Postby Steve Barber » Tue Dec 16, 2014 9:21 am
Complex -- I have to completely disagree with your assessment that Interstellar is a stupid film. I kind of wonder what it was you were expecting to find, but it's a film that actually does posit some difficult questions, and doesn't speak down to the audience.
(If films like Interstellar are stupid to you, I have to wonder what, if anything, you would find to be an intelligent film.)
Personally, I see almost no relation between the huckster "let's dazzle the audiences with bitchin' special effects" films like 2012 and War of the Worlds and the approach taken with Interstellar. Add in Avatar and others if you like. It's just not in the same category at all. Interstellar was anything BUT an action/adventure film. The film *I* saw had thoughtful, long passages, and an effective rendering of a world gone to waste -- with a plausible, if overwrought, explanation. The world wasn't dying from one instant calamity, but over generations and generations in a dismal and decaying way. No tsunamis, no crack in the world (though these did occur on OTHER worlds), and no angry, vengeful demonic aliens to contend with. We, humanity, were the villains and the saviors both. And that was a major point. What kid our basic nature? There's no easy answer.
(I might note that God is not the acting entity in the film, it's future humanity -- if you missed that point it's possible you missed others.
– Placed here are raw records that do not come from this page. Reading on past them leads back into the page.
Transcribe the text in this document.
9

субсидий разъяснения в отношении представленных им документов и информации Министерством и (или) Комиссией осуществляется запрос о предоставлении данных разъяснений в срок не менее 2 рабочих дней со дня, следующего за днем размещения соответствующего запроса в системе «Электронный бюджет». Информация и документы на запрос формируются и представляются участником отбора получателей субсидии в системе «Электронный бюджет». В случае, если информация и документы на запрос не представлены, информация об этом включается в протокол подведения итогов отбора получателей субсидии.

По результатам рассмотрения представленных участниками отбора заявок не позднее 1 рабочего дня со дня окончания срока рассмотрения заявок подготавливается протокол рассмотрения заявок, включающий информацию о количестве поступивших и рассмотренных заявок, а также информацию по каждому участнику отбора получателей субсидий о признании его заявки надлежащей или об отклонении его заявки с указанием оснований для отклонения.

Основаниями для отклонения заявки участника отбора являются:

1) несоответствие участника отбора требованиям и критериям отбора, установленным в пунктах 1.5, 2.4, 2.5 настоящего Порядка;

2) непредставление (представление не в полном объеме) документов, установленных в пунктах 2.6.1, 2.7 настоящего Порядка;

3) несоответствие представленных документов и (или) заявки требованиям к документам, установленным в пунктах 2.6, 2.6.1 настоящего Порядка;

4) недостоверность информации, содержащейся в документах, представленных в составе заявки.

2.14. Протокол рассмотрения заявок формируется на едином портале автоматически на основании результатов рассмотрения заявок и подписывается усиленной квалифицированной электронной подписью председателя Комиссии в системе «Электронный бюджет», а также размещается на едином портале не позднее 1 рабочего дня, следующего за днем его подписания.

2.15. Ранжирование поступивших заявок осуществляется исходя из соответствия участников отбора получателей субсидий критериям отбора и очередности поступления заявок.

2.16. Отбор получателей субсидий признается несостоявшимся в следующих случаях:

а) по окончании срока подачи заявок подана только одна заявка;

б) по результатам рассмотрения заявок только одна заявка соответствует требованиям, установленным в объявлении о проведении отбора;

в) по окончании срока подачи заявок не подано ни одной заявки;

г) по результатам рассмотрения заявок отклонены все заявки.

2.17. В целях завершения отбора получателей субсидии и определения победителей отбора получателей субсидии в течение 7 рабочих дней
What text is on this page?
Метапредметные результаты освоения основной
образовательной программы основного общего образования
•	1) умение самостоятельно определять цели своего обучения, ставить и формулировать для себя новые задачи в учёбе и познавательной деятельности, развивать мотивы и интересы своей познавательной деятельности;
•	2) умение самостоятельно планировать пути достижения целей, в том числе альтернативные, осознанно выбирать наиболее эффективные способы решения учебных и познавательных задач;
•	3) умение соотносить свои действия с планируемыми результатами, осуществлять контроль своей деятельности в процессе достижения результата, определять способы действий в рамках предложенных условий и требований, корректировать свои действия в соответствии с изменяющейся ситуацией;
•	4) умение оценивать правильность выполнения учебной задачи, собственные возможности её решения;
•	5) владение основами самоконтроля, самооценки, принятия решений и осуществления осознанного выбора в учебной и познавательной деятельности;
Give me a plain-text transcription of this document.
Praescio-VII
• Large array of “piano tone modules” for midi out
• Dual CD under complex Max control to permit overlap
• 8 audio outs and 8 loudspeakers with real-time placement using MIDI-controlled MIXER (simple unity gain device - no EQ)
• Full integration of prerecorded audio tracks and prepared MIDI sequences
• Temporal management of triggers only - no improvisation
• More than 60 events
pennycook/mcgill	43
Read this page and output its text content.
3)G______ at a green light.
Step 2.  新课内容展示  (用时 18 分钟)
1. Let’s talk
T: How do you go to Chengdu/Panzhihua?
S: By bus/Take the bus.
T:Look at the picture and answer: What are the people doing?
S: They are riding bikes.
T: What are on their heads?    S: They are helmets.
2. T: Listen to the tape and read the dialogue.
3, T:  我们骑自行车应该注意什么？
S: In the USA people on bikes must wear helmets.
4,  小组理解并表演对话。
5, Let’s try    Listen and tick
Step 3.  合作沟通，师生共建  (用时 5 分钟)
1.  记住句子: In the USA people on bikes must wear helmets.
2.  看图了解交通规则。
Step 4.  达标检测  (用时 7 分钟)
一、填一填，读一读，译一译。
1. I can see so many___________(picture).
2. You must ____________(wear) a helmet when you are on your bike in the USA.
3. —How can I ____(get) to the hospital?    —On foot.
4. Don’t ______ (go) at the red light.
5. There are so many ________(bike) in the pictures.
Yes, the simple paradox of how humanity evolved to the super entities running the wormhole if there was no original wormhole is a basic -- but many of the best examples of SF have one core nut that you have to swallow to enjoy the rest of the story. Warp drive, etc...)
I'm startled you belittle the film by labeling it stupid. And you're finding religious allegory where I found nothing of the sort, unless you want to worship future humanity...and nobody in the film does that. Yes, the tale of a struggle for enlightenment often is told in a religious context, but here you're not bludgeoned over the head with this as an interpretation.
Interstellar is a film about redemption, a classic core story in mythology and literature. Of families, yes -- characterizations which do not get sold off cheap in order to show you cool little spaceships. The film fleshes the characters out nicely, and gives them an understandable motivation. Nearly every character has a personal motivation based upon a familial connection. It isn't about saving mankind, it's about saving their families. Their loved ones. The grand story of human salvation gives way in favor of the more intimate one: personal salvation.
The values in this film are easily spotted, whether you agree with them or not. It's a simplistic comment to reduce the entirety of your experience and assessment to "it's stupid".
You may not have liked the film, but mocking it for stupidity when it comes across to a lot of people -- intelligent ones like Neil Degrasse Tyson -- as far more serious and intelligent than most films in the genre, is difficult to understand.
All I need is a change of clothes, my Nikon, an open mind and a strong cup of coffee.